Este artículo fue publicado en la revista Icono de la editorial Perpetuo Socorro, año 109, número 8, de Septiembre de 2008.
Huir de la Iglesia
La escena se repite, si no en todas, en una buena parte de las parroquias españolas. En cuanto el sacerdote da la bendición y nos dice que podemos ir en paz, y a veces antes, una marea de gente se dirige rápidamente hacia la salida, aunque todavía estén sonando los cánticos finales de los voluntarios de los coros que, sacando tiempo de donde no lo hay, procuran esforzarse para ofrecer a Dios, con su mejor voluntad, oraciones hechas melodía.
Hace un par de años hice un viaje a las Tierras Altas de Escocia con mi novia. Al día siguiente de llegar a Inverness (capital de las Tierras Altas), domingo, caminábamos por una de las orillas del río Ness contemplando las diferentes iglesias, cada una de una rama distinta del cristianismo, y llegamos a la iglesia católica de Saint Mary justo a tiempo para entrar a misa.
Ha sido una de las misas que más me ha impresionado.
Lo primero que nos llamó la atención fue que, al entrar, nos entregaron libros para poder seguir las oraciones (el primer pensamiento fue que si se hiciera eso en España desaparecerían rápidamente todos los libros). La gente se sentaba en los bancos de forma ordenada, bien distribuida, sin formar corrillos ni nada parecido. En el momento en el que había que arrodillarse todo el mundo se arrodillaba. Nadie, absolutamente nadie, permanecía en pie. Se mantenía un perfecto silencio, sin cuchicheos de ninguna clase.
Muy importante también, a la hora de comulgar se iba saliendo de los bancos en orden (había una persona encargada de ir marcando a la gente de los diversos bancos cuándo debían ir saliendo) y volvían también en el mismo orden. Y nadie, absolutamente nadie, se iba antes de que terminaran los cánticos finales. Se devolvía el libro y se salía en silencio.
Debo reconocer que sentí una gran envidia al ver lo en serio que se tomaban el sacrificio pascual.
Aquí, vuelta a la “realidad”, parece que tenemos ganas de irnos de misa. Como si fuéramos obligados y quisiéramos que la tortura durara lo menos posible. En cuanto un sacerdote se alarga un poco en la homilía ya se empieza a quejar la gente de que se hace largo, ni siquiera le escuchan.
Se supone que la Eucaristía es el momento central del católico. El centro de su vida. Deberíamos ir a misa con una mezcla de amor, devoción y respeto que no debería terminar al acabar la celebración. Así pues, si nos quejamos de ir a misa y de su duración, mal vamos. Más aún cuando lo único que se nos exige es tres cuartos de hora de nuestro tiempo (muchas veces ni siquiera llega). Reconozcámoslo, a lo largo de la semana malgastamos mucho más tiempo en absolutas banalidades. Sin embargo, no protestamos por ese tiempo perdido, pero sí por el tiempo que pasamos en lo que es el motor de nuestra vida.
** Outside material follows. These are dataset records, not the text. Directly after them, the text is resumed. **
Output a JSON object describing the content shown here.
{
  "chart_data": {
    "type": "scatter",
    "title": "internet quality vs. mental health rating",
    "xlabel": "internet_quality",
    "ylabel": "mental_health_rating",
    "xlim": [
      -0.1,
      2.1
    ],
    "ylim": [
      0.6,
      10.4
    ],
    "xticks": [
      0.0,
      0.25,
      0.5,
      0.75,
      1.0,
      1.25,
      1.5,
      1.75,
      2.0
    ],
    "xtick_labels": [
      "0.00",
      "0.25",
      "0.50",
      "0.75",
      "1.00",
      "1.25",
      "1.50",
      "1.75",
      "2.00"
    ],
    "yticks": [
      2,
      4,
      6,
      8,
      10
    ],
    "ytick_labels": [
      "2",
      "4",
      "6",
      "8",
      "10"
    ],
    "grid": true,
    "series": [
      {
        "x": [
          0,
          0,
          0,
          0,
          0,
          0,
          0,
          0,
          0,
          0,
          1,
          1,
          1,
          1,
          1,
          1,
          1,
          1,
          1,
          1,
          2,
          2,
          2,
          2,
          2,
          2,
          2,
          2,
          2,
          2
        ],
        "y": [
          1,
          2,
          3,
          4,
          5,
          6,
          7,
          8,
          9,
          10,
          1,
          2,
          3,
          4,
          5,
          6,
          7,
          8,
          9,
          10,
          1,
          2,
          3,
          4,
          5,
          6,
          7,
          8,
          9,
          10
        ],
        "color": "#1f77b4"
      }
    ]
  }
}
Evidentemente algo está fallando cuando a muchos católicos les cuesta tanto algo tan importante. Está claro que no se entiende lo que es la misa, y que tampoco se quiere entender, por supuesto sin malicia. Se busca cumplir con el rito dominical y continuar con el resto de las actividades diarias. Y claro, si ese rito se alarga nos quita tiempo de esas importantes actividades, tan importantes como ver la televisión, leer el periódico, etc. Cosas que está claro que están por encima de nuestro alimento espiritual.
Pienso que todos deberíamos recapacitar, unos para dilucidar si realmente tenemos cosas más importantes que hacer que recibir el cuerpo sacramentado de Cristo y otros para averiguar cómo se podría dar a entender a estas personas el sentido y la belleza de la misa. Hasta entonces, pienso que lo mínimo que se puede pedir es respeto, tanto para no cuchichear como por aquellos que elevan las oraciones cantadas al final de la celebración. Su esfuerzo merece que nos quedemos a escucharlos, aunque sus cantos no estén dirigidos a nosotros sino a Dios.